キャメロン首相率いる保守党が316議席で議会第1党になるのは確実。最大野党・労働党は予想外に振るわず239議席。
スコットランド独立を党是に掲げるスコットランド民族党(SNP)は同地方の定数59の58議席を独占する勢い。
保守党と連立を組む自由民主党も大幅に議席を減らして10議席。どの政党も単独では過半数に届かないハング・パーラメント(宙ぶらりんの議会)になる見通し。
保守党と自由民主党が連立を組めば、ちょうど過半数の326議席になるものの、自由民主党内の強い反発が予想され、連立交渉の難航は避けられそうにない。
「59議席中58議席はあり得ない」
SNPを率いるのはニコラ・スタージョン党首。出口調査について「出口調査の結果は額面通りには受け止められない。良き夜になることを願っているが、58議席はあり得ない」とツィート。
「今日、SNPに投票して下さった皆さんに感謝します。どんな結果に落ち着こうとも私たちの選挙キャンペーンを誇りに思います」とも。
SNP旋風、いやスタージョン旋風が始まったのは4月2日の7党首TV討論会からだ。討論後の世論調査で2位に8ポイントもの差をつけトップに踊り出た。
軽いスコットランド訛りと歯切れのよい語り口が耳に心地良い。
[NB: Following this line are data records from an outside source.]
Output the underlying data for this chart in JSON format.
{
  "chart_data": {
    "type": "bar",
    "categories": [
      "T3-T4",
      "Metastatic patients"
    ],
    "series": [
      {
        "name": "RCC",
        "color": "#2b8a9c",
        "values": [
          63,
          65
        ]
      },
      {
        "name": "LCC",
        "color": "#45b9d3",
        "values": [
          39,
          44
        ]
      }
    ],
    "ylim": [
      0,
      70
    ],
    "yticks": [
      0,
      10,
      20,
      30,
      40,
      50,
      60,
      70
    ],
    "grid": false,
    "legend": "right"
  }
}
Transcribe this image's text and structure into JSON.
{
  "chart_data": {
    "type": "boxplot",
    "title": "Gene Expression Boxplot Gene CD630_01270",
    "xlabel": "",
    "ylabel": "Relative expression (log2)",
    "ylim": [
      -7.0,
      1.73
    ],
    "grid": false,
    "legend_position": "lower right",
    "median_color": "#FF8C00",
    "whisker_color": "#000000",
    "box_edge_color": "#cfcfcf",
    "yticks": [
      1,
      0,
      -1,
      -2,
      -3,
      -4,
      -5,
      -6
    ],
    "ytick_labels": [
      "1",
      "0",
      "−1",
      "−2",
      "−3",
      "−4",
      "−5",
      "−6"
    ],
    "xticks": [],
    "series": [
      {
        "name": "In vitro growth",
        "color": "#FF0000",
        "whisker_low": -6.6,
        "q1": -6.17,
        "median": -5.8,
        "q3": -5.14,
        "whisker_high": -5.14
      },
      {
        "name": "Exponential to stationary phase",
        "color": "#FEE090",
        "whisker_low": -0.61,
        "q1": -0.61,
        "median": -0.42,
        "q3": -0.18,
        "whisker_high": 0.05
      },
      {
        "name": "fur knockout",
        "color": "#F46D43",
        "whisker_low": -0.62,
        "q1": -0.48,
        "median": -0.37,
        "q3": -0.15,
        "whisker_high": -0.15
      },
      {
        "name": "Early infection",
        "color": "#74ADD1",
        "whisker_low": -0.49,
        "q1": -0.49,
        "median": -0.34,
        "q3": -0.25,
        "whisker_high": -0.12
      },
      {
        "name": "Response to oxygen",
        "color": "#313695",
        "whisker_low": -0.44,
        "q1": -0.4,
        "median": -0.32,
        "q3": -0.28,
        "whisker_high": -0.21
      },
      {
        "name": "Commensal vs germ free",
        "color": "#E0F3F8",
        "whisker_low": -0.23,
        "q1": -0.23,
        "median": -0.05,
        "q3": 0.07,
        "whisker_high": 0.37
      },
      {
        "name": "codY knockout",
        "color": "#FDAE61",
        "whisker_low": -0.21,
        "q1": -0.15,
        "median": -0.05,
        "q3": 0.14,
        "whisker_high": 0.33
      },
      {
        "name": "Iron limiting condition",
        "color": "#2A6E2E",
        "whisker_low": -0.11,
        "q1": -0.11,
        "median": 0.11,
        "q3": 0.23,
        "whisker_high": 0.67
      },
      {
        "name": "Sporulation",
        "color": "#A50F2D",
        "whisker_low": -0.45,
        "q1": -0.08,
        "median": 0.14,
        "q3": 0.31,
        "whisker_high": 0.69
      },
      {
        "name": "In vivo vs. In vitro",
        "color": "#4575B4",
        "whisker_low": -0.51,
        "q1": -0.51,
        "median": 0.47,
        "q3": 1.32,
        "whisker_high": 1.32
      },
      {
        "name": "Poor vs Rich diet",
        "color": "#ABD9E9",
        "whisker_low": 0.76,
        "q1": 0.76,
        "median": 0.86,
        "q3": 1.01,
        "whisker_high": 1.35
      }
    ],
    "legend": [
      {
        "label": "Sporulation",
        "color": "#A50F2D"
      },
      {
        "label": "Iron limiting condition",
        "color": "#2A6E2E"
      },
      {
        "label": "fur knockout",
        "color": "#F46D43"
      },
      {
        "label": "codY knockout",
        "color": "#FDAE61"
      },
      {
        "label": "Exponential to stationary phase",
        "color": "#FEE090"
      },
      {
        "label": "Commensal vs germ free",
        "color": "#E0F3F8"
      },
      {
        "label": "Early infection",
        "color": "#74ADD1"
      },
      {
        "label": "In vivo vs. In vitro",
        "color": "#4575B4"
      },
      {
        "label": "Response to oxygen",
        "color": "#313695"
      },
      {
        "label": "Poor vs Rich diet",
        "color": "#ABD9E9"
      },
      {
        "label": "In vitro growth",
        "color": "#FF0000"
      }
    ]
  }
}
討論中に11万3千回も「スタージョン」の名前がツィートされ、英国内では「スコットランド以外でもSNPに投票できる?」という検索がグーグルで6位になった。
核原潜の廃止求める
核ミサイル原潜による核抑止システム「トライデント」の廃止とスコットランドから核ミサイル原潜の立ち退きを求めているスタージョン党首は保守党から見れば国防力を弱体化させる危険な社会民主主義者かもしれない。
しかし地元の有権者からすればスコットランドをより豊かに、住みやすくしてくれる頼りになる政治家だ。ロンドンの政治家が語る言葉はスコットランドの有権者にはまったく響いていない。
昨年9月のスコットランド独立を問う住民投票は44.7%対55.3%で否決されたものの、SNPの党員は約2万5千人から10万5千人以上に膨れ上がった。
一掃された労働党
出口調査ではSNPは議席を前回の6から58に一気に増やす見通し。スコットランドはこれまで労働党の牙城だったが、SNP旋風の前に一掃されてしまった。
手練の政治家アレックス・サモンド氏からバトンを受け取ったスタージョン党首。スコットランド自治拡大の地歩を固め、来年5月のスコットランド議会選で再び単独過半数を目指している。
この勢いが続けば、再び住民投票が行われ、スコットランド独立が可決する日が来るのは避けられないだろう。
「ツィートの女王」
スタージョン党首のツィート数は8日午前2時(ロンドン時間)現在で1万218回。1日に平均8.29回ツィートしている。フォロワーは19万9759人。下はツイッターの分析ツール、twitonomyを使ってツィート頻度をグラフ化したものだ。
SNPの大躍進はソーシャルメディアと通常の選挙運動の連携が不可欠になっていることを改めて印象づけた。